In spite of the higher prevalence of mismatches at HLA-DQ and -DP loci, we could not detect different outcomes between transplants mismatched only in the HLA alleles C*03:03/C*03:04 and the fully 8/8 HLA matched groups. The sample size of the C*03:03/C*03:04 mismatched group and the point estimates for mortality, DFS, and grade 3-4 aGVHD suggest that the failure to see significant differences compared with the 8/8 matched group was not due to limited power. In contrast, higher risks were seen with single mismatches at other loci and with C antigen mismatches. These results suggest that mismatches in the HLA alleles C*03:03/C*03:04 are better tolerated than other HLA mismatches where higher risks of aGVHD and lower survival are readily detectable. Certain transplant protocols only allow for the selection of fully HLA matched donors; the findings from the present study strongly suggest that the transplant eligibility criteria could be extended to patients that have a donor mismatched only in C*03:03/C*03:04.
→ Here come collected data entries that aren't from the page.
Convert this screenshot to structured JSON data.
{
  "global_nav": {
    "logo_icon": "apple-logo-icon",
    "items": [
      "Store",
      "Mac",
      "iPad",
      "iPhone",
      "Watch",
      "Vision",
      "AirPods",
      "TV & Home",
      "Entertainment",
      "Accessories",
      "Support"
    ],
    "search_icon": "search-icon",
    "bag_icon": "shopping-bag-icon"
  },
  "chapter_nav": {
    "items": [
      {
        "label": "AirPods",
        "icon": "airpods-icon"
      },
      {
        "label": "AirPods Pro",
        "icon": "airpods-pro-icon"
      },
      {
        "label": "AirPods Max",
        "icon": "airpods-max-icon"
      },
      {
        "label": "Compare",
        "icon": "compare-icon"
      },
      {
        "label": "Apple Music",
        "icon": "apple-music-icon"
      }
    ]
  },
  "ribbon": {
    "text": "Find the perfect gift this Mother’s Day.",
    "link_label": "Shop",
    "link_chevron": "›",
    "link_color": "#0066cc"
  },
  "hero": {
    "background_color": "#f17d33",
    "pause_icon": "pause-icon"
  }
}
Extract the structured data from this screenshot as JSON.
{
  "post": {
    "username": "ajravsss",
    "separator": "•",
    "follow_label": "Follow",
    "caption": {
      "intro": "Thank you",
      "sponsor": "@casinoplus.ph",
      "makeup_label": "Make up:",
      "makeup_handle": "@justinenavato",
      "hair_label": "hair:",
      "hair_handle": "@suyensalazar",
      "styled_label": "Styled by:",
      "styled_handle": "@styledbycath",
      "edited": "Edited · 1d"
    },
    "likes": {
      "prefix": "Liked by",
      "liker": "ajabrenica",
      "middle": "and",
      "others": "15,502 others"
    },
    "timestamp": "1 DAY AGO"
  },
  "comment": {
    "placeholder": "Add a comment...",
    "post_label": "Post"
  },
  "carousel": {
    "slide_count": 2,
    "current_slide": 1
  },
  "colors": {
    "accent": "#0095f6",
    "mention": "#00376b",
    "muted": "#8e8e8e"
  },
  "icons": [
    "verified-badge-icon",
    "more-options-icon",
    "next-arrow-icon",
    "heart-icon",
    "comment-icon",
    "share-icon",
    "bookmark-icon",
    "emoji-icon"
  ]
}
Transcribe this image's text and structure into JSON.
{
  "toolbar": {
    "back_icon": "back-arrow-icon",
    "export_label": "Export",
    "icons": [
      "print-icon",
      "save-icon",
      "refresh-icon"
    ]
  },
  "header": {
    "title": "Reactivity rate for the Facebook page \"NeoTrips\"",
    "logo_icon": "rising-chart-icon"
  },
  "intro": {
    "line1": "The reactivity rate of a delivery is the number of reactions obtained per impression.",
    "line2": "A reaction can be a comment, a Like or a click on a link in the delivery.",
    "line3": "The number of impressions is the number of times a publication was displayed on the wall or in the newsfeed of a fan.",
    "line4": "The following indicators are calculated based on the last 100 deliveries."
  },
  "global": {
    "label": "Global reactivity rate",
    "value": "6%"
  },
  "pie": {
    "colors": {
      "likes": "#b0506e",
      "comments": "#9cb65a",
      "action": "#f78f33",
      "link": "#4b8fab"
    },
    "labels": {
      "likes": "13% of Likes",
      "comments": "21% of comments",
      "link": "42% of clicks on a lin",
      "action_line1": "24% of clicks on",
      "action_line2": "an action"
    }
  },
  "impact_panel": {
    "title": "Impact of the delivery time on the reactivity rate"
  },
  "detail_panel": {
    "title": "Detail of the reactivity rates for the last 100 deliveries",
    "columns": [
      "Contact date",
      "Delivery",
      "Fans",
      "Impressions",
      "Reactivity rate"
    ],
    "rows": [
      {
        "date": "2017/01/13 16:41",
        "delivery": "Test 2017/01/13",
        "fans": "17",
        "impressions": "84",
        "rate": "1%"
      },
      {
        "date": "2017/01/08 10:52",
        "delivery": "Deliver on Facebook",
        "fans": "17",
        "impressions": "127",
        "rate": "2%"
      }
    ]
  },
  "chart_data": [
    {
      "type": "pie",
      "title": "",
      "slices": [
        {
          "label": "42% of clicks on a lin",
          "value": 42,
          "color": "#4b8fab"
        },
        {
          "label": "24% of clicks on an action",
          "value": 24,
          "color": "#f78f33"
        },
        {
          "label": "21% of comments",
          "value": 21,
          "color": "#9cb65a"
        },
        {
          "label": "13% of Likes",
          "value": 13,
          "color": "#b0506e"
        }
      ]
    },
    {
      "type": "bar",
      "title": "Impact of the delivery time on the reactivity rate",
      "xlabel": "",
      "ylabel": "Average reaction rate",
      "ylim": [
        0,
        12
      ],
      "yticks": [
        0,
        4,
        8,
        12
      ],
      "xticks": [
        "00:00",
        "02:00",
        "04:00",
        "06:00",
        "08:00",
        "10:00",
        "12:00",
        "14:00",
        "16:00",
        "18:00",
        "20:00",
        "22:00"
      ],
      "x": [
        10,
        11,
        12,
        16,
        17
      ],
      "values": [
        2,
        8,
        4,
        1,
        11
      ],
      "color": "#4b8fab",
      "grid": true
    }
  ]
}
In the present study, patient characteristics, conditioning, and graft choices varied significantly between the groups with different match grades and mismatch types. The transplants performed in recent years had higher HLA match grades on average. These differences may have resulted from improvements in HLA typing and resolution, paired with the implementation of more stringent donor selection criteria following studies that demonstrated the adverse effect of HLA mismatching; similarly, patient eligibility criteria, treatment options, and therapies have changed over time as well. In the present study, appropriate adjustments for the different factors were made when assessing outcomes in groups with different types of mismatches. The present study is in agreement with previous studies^6,7  that showed that the 6/8 transplants had a significantly worse outcome than the 7/8 transplants; because of power limitations and significant differences in the time periods of performance of transplants matched in 6/8 and 7/8 loci, we cannot conclude whether the addition of the mismatch in the HLA alleles C*03:03/C*03:04 to another mismatch in HLA-A, -B, or -DRB1 loci has either a negligible or deleterious effect in transplant outcome.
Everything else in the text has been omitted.